Solved: Overlap of the two kernel densities

MetinBulus · Posted 09-11-2015 10:41 PM

Hi everyone, I need your help on some numerical integration work using Simpon's rule - with 101 grid. In the following code I simulated the data, estimated the kernel densities for variable x by group c, and visualized. I need to calculate the overlap between the the two krenel densities using numerical integration with Simpson's rule - with 101 grid. The overlap is calculated by integrating from -inf to +inf over the min of two curves MIN [ f(x_c=1), f(x_c=2) ].

/* Overlapping Coefficient */
/* Simulate data */
data TwoGroups;
	call STREAMINIT(1982);
	do i=1 to 100;
		c = 1;
		x = RAND("NORMAL", 10, 3);
		output;
	end;
	do i=101 to 200;
		c = 2;
		x = RAND("NORMAL", 15, 3);
		output;
	end;
run;

/* Estimate Kernel Density */
proc kde data=TwoGroups; 
   univar x / out=KernelTwoGroups;
   by c;
run;

/* Plot Kernel Density */
proc sgplot data=KernelTwoGroups;
	series y=density x=value / group=c;
run;

Thank you for your help,

Metin

Rick_SAS · Posted 09-14-2015 06:06 AM

You can't use QUAD because there is not an analytical formula for the KDE curves.

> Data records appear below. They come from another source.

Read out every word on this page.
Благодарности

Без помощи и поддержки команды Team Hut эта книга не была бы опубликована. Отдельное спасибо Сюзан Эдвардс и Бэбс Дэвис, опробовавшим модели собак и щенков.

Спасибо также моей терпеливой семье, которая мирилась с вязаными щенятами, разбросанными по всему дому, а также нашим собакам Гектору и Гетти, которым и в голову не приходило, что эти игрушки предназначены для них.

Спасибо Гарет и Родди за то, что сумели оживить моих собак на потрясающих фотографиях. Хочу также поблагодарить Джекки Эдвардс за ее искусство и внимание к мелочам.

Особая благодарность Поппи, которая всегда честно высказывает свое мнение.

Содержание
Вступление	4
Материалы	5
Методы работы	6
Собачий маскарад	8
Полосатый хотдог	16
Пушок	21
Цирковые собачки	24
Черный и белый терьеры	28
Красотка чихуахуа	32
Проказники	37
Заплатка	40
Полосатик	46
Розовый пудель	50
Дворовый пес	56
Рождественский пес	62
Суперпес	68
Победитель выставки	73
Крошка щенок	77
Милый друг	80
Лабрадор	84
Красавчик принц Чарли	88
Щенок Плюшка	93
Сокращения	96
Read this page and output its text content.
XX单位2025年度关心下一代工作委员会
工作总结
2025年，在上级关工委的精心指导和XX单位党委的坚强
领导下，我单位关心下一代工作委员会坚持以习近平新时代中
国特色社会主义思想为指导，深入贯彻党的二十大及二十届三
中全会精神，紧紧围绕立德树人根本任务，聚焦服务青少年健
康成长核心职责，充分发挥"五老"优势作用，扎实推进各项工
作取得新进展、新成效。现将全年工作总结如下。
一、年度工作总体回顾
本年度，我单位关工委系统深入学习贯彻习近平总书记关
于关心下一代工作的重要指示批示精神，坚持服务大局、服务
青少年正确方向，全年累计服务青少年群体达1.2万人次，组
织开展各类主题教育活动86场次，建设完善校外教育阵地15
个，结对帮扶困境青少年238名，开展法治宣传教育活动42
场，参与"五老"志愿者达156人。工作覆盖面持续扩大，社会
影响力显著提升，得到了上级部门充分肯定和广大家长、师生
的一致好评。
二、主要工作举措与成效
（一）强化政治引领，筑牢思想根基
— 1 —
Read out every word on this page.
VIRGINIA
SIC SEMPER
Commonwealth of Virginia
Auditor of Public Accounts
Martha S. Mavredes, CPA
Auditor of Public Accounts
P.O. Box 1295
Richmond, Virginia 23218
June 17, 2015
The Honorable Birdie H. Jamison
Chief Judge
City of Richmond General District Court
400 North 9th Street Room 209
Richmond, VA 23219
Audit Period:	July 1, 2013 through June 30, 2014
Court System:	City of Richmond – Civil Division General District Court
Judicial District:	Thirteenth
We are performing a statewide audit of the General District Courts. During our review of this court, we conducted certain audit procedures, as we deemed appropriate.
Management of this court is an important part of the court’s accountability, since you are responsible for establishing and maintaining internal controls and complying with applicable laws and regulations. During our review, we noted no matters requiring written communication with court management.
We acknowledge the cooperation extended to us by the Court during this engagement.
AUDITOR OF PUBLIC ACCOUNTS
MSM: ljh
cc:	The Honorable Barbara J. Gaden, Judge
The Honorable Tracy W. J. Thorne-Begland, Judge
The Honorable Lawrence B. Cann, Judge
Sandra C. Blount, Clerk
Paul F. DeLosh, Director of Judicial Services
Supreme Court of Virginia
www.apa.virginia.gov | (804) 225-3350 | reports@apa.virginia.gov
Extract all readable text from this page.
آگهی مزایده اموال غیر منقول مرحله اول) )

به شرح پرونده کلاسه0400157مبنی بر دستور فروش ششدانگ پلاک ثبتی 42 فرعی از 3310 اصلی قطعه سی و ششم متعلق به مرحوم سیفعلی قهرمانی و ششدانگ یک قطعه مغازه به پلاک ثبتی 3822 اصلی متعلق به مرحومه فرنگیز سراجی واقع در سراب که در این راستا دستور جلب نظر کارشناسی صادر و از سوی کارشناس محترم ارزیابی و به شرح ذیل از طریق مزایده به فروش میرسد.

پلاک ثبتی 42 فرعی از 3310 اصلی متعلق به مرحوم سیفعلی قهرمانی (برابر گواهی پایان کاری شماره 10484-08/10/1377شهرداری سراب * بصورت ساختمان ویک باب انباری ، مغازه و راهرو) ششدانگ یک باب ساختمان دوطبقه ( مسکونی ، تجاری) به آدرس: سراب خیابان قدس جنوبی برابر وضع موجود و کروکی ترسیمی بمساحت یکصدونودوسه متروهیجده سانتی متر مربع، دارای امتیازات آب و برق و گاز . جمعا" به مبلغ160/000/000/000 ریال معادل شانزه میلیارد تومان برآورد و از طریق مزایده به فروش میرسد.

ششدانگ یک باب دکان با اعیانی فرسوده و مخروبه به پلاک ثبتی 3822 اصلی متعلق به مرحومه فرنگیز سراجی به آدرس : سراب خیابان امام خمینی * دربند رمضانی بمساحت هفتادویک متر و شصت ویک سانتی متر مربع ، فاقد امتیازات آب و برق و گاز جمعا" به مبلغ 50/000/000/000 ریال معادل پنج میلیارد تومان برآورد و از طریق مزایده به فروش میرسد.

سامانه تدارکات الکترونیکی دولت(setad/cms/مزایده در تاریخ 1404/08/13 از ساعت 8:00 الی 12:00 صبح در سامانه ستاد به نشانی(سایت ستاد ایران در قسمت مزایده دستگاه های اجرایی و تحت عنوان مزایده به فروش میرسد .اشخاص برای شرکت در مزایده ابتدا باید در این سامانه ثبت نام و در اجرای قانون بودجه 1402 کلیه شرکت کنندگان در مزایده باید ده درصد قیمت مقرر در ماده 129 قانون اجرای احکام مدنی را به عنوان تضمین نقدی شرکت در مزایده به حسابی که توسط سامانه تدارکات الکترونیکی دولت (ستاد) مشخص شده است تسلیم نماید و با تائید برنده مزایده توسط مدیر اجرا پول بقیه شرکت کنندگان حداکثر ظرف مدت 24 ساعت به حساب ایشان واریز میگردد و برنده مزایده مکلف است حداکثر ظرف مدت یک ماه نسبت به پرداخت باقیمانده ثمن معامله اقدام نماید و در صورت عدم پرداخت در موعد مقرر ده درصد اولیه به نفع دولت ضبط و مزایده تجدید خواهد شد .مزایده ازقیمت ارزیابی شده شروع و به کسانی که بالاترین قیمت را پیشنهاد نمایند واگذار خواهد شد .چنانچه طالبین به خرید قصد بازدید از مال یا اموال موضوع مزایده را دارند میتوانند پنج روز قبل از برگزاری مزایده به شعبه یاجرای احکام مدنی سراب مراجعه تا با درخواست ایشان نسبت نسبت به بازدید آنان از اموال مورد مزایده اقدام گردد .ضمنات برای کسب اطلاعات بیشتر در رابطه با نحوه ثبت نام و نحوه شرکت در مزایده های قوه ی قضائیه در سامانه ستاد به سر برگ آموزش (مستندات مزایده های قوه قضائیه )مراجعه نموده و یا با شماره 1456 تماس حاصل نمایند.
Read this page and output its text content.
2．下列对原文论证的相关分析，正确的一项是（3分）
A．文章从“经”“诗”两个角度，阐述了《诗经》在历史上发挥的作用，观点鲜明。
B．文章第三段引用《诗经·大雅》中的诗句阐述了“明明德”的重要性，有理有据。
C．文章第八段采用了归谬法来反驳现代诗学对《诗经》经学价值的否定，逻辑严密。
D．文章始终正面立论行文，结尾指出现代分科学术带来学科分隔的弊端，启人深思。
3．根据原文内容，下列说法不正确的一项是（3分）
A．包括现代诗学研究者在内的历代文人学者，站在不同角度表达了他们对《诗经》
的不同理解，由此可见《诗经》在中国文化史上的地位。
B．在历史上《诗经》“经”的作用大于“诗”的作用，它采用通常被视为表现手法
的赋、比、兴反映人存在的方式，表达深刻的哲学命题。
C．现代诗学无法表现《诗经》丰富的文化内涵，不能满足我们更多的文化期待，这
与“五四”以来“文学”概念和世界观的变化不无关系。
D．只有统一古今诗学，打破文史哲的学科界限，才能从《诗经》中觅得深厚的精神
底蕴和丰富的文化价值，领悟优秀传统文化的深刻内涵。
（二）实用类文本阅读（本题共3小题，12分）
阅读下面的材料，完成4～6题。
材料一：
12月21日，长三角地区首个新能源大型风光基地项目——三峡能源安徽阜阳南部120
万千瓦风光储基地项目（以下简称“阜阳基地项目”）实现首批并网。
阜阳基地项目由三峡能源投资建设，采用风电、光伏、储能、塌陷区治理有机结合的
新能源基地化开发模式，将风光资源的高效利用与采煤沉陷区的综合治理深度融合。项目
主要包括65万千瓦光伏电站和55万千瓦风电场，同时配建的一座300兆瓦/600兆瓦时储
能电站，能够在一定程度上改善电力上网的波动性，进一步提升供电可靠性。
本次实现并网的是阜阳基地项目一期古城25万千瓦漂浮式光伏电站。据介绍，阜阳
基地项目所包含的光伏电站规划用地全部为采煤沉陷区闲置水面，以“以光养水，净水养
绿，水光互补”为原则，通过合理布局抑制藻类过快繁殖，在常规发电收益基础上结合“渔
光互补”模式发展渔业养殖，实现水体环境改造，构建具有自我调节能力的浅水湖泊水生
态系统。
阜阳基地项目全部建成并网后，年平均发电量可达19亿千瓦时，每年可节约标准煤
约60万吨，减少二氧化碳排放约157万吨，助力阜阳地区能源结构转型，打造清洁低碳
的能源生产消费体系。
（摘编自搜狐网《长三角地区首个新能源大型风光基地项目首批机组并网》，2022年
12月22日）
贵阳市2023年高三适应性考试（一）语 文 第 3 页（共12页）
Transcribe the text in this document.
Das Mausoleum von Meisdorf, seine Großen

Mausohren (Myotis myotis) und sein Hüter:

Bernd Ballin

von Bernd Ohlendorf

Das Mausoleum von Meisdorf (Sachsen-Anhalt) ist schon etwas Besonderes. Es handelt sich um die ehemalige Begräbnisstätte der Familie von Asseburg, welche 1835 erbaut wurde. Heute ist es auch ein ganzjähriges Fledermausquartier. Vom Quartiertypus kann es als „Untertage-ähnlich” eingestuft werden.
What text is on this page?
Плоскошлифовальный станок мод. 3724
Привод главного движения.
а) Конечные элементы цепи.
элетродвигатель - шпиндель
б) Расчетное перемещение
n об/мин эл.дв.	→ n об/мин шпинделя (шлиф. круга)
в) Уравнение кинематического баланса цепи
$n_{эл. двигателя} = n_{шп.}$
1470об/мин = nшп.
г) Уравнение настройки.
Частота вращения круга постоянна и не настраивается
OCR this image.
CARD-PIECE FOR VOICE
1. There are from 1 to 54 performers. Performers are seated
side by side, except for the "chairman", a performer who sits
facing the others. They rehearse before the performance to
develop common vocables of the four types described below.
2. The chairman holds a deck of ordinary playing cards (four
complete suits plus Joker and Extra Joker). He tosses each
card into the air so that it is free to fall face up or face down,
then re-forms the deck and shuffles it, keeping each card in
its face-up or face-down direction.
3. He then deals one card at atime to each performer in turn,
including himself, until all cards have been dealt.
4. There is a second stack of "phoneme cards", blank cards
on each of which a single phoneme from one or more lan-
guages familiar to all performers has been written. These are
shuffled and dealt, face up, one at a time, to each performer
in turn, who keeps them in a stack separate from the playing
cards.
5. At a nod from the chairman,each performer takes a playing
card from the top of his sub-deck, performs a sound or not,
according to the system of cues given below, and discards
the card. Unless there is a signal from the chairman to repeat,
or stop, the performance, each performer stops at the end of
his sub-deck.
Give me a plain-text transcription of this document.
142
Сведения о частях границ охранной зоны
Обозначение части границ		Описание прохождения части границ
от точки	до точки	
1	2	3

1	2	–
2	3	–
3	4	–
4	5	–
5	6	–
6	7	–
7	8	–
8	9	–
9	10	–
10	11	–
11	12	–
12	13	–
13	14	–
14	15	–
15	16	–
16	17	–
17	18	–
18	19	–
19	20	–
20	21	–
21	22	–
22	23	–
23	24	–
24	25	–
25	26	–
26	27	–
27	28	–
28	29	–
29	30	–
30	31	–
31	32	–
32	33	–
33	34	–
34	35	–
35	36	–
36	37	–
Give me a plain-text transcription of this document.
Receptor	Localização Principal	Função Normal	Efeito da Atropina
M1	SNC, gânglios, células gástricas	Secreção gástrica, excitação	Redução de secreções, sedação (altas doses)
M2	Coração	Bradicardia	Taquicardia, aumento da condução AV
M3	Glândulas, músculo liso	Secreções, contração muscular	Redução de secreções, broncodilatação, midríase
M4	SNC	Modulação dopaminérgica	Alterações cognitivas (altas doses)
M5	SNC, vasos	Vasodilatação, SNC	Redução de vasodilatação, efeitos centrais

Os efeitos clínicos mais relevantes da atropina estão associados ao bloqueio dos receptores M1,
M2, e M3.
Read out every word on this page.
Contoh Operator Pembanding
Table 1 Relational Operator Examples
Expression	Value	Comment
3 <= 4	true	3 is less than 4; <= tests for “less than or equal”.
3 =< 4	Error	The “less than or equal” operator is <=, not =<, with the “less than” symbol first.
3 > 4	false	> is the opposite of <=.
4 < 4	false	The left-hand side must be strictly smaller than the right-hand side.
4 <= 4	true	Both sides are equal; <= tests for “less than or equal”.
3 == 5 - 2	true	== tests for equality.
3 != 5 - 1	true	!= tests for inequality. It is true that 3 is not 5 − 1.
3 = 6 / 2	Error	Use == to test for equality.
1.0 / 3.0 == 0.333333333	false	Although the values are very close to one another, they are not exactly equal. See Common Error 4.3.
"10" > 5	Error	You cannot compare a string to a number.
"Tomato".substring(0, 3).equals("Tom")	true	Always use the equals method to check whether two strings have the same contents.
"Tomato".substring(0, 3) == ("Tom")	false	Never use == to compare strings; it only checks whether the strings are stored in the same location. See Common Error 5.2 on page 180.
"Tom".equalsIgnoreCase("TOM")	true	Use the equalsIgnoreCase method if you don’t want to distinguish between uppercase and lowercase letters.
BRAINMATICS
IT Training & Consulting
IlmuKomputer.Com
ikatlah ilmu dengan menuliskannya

You can look up the Simpson's rule algorithm on Wikipedia or some other source. I doubt it will make much difference. Maybe +/-0.01 from the trapezoidal algorithm. If you are concerned about precision, increase the NGRID= option on the UNIVAR statement of PROC KDE.

You have not said what you are using this for, but I would be very careful in interpreting the results. The results will be highly dependent on the bandwidth chosen for each curve. How will you explain to someone that the overlap is 0.5 if the bandwidth is 0.1, but the overlap is 0.6 is the overlap is 0.01? Reread the third-to-last paragraph in my article about the difference of density estimates.

Perhaps you should explain what statistical question you are trying to solve, and the community can recommend a test to use.

View solution in original post

Rick_SAS · Posted 09-12-2015 07:49 PM

I show how to integrate a KDE in the article "The area under a density estimate curve." (You can skip the third section unless you are still running SAS 9.2.) In this case, just perform two integrations. The first is the area under the c=2 curve from the beginning (about x=7) until the KDE's intersect (near 13). The other is the area under the c=1 curve from that intersection point until the end of the curve.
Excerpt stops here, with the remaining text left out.